The need, or the demand, for family office services comes principally from established markets. So we see more interest in Singapore and Hong Kong, which are more established. Second, the clients are the most sophisticated in those markets. Third, the higher the wealth generation in some countries, the stronger the interest in single family offices. I would like to underline China, which is already important now, but in the future will be an even more important wealth management centre requiring single family offices.

What sort of people are setting up family offices? Self-made entrepreneurs, some inheritors, others?
In this part of the world, the wealth mostly comes from entrepreneurs who are still active and very often self-made. Also the size of the family assets should be sufficient to justify the establishment of a single family office.
 
When people consider setting up a family office, what reasons do they give as to why they want to do so? Do you find that they understand what's involved, in terms of running costs, HR, alignment of interests, ability to source deals?
We have to make clear to our clients that family offices involve operational costs: salaries, rental of offices, and more.  So this is not for every client and that has to be understood  by families with certain assets: financial assets or other assets that must be managed. So we have the ability to choose whether the solution of the family office is the right one based on the amount of assets held by the family. Otherwise, the main reason is to have more tailor-made management of the family’s affairs, not only the assets, but also the rest of the relationship between the family members that can help to address that as well, and to have a one-stop shop for managing those assets. So there is both a convenience reason and a customisation purpose which is sought by the family.

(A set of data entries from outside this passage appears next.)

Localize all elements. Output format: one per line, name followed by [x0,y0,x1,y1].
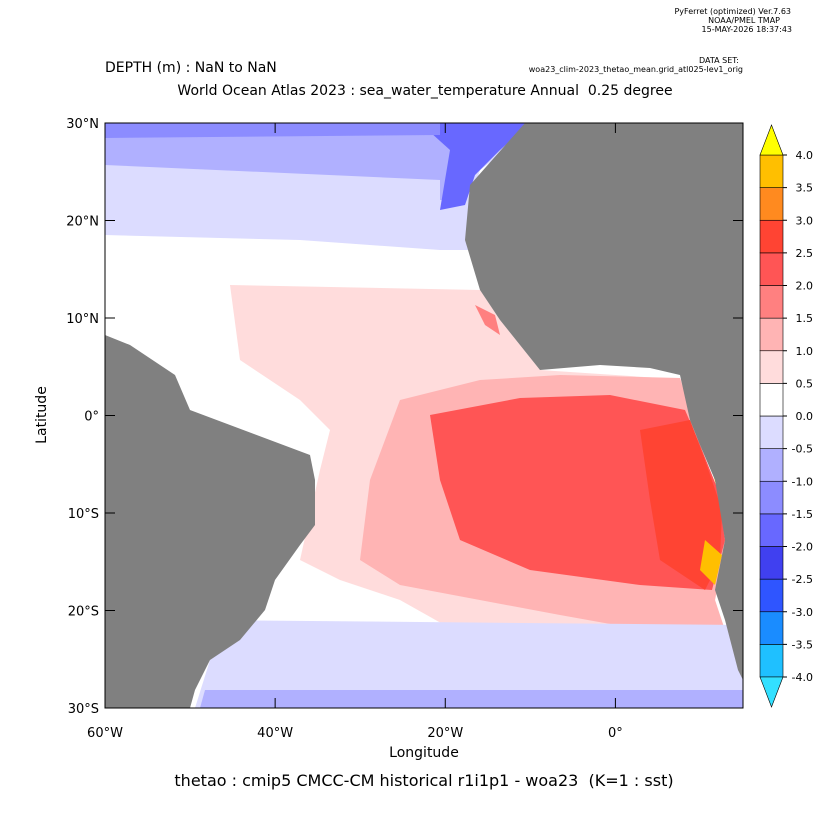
colorbar-band [759,252,784,286]
anomaly-region [195,620,743,708]
software: PyFerret (optimized) Ver.7.63 [674,7,791,16]
colorbar-band [759,154,784,188]
colorbar-label: 1.5 [796,312,814,325]
chart-title: World Ocean Atlas 2023 : sea_water_tempe… [177,83,672,99]
x-tick-label: 20°W [427,726,463,741]
colorbar-band [759,480,784,515]
anomaly-region [475,305,500,335]
colorbar-band [759,219,784,254]
map-field [105,123,743,708]
x-tick-label: 60°W [87,726,123,741]
timestamp: 15-MAY-2026 18:37:43 [702,25,792,34]
colorbar-label: -1.5 [792,508,813,521]
colorbar-band [759,578,784,613]
subtitle: DEPTH (m) : NaN to NaN [105,60,277,76]
colorbar-under [759,676,784,708]
anomaly-region [200,690,743,708]
colorbar-label: 3.0 [796,214,814,227]
dataset: woa23_clim-2023_thetao_mean.grid_atl025-… [529,65,743,74]
colorbar-band [759,546,784,580]
colorbar-over [759,124,784,156]
dataset-label: DATA SET: [699,56,739,65]
anomaly-region [640,420,722,590]
colorbar-band [759,415,784,449]
lab: NOAA/PMEL TMAP [708,16,780,25]
colorbar-label: 2.0 [796,280,814,293]
colorbar-band [759,350,784,384]
colorbar-label: 0.0 [796,410,814,423]
x-tick-label: 0° [608,726,623,741]
y-tick-label: 30°N [66,117,99,132]
colorbar-label: 3.5 [796,182,814,195]
colorbar-band [759,317,784,352]
colorbar-label: -0.5 [792,443,813,456]
y-tick-label: 20°S [68,605,99,620]
colorbar-label: -2.0 [792,541,813,554]
y-tick-label: 0° [84,410,99,425]
colorbar-label: 0.5 [796,377,814,390]
land [465,123,743,680]
colorbar-band [759,644,784,678]
colorbar-band [759,383,784,417]
colorbar-label: -2.5 [792,573,813,586]
anomaly-region [105,123,530,200]
colorbar: -4.0 -3.5 -3.0 -2.5 -2.0 -1.5 -1.0 -0.5 0.0 0.5 1.… [759,124,814,708]
colorbar-label: 4.0 [796,149,814,162]
colorbar-label: -4.0 [792,671,813,684]
y-tick-label: 10°S [68,507,99,522]
colorbar-band [759,285,784,319]
colorbar-label: 2.5 [796,247,814,260]
colorbar-label: -3.0 [792,606,813,619]
anomaly-region [420,123,530,210]
x-tick-label: 40°W [257,726,293,741]
colorbar-label: -3.5 [792,638,813,651]
colorbar-label: 1.0 [796,345,814,358]
colorbar-band [759,611,784,645]
anomaly-region [105,123,440,138]
colorbar-band [759,448,784,482]
axes: 60°W 40°W 20°W 0° 30°N 20°N 10°N 0° 10°S 20°S 30°S [66,117,744,741]
anomaly-region [700,540,722,585]
caption: thetao : cmip5 CMCC-CM historical r1i1p1… [174,771,673,790]
y-tick-label: 10°N [66,312,99,327]
y-tick-label: 20°N [66,215,99,230]
land [105,335,315,708]
colorbar-label: -1.0 [792,475,813,488]
y-tick-label: 30°S [68,702,99,717]
x-axis-label: Longitude [389,745,459,761]
y-axis-label: Latitude [34,386,50,444]
colorbar-band [759,513,784,547]
colorbar-band [759,187,784,221]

How should Asian family office founders learn from the experiences of family offices in Europe, the Middle East and North America?
What we have noticed is that the needs of wealthy people are more or less the same all over the world. There are not significantly different needs among wealthy individuals in the US, or Europeans or Asians.

Regarding philanthropy, however, we see that the ideas are more evolved and more developed in North America, in particular, and to some extent also in Europe because the wealth is probably older in those countries. The families have integrated philanthropy as one of their activities, so you see philanthropic activities in the family office as well. This angle has not yet reached the same magnitude in Asia. So that may be an area where Asians can learn from Americans.

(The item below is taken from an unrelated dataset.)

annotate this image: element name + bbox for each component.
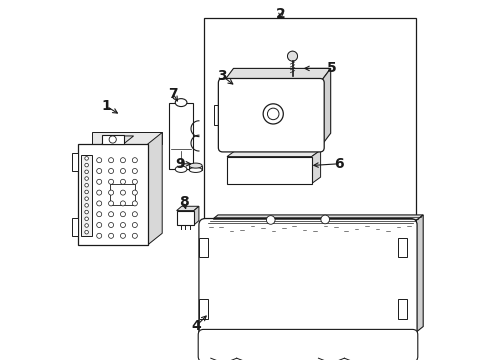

How is the family office offering designed to fit in with the rest of what UBP offers, such as alternative investments?
What would be better than a family-owned bank to talk about the family office? I think we are ideally positioned to address those type of needs from the DNA of the bank. That is an insight that has been at the cornerstone of the way we work with clients because we are advisors to clients, first of all, on their portfolios but we can advise them as well on family matters and help them to procure the vehicle for managing those assets. The objective is also to manage the financial wealth of the family office. So this one-stop shop corresponds to the way we work with clients, in terms of advising them through the entire spectrum of family office offerings.

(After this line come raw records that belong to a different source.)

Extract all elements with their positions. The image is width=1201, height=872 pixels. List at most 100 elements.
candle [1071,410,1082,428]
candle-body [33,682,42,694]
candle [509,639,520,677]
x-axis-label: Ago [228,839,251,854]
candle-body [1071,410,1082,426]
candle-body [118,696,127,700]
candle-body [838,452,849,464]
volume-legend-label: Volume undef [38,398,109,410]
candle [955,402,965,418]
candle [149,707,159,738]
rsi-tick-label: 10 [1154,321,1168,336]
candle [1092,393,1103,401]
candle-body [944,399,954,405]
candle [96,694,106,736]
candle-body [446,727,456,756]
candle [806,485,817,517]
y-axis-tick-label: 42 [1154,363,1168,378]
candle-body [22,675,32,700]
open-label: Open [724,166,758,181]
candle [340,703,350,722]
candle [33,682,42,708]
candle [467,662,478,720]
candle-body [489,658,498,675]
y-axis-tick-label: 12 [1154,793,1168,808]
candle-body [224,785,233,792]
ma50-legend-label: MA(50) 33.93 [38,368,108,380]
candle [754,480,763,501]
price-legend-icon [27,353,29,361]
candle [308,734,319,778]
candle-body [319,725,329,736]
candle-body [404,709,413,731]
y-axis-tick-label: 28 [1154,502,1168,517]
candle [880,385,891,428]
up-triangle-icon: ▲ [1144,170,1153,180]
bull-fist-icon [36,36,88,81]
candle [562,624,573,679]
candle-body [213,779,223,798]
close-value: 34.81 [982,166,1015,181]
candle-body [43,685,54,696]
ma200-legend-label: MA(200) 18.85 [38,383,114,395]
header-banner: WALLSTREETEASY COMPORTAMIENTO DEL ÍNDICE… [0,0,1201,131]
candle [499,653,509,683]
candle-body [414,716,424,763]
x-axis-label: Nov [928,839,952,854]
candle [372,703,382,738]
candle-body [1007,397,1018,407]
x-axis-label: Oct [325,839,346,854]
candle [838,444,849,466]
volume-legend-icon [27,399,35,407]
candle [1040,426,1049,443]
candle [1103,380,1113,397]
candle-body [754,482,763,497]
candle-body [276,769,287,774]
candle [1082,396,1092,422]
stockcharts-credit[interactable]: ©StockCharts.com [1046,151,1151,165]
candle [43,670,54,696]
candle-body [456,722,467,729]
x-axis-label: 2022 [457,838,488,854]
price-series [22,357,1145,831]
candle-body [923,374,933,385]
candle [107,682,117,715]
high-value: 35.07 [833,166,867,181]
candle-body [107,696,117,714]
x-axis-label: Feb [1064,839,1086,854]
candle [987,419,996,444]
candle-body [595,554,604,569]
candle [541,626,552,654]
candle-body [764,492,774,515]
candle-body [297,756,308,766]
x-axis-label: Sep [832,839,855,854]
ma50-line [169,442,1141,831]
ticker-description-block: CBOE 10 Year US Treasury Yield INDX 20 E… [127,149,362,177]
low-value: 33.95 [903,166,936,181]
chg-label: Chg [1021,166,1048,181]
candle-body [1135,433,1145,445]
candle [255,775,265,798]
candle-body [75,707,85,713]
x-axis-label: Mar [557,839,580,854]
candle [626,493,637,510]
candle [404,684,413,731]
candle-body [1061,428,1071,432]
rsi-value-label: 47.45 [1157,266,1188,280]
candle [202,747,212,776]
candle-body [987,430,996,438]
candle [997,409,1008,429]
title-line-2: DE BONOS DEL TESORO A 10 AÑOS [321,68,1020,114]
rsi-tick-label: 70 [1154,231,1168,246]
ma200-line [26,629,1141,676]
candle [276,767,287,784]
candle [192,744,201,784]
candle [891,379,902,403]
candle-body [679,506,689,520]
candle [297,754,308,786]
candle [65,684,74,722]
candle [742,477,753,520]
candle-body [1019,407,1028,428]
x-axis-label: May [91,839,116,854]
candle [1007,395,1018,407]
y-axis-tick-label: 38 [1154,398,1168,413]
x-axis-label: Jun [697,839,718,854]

UBP wants to double its share of Asian revenue to 30 per cent in the medium term. How much of a challenge is that going to be in Asia’s competitive landscape? A lot of other banks have made the “pivot to Asia”. Is there enough room for everyone?
Wealth management is a highly fragmented business. We have noticed that clients are dealing with several private banks, and use private banks to get the best each can provide. So there is enough room for everyone and there is reaffirmed potential and interest for UBP to continue growing in Asia simply because the wealth creation in this part of the world is going faster than anywhere else.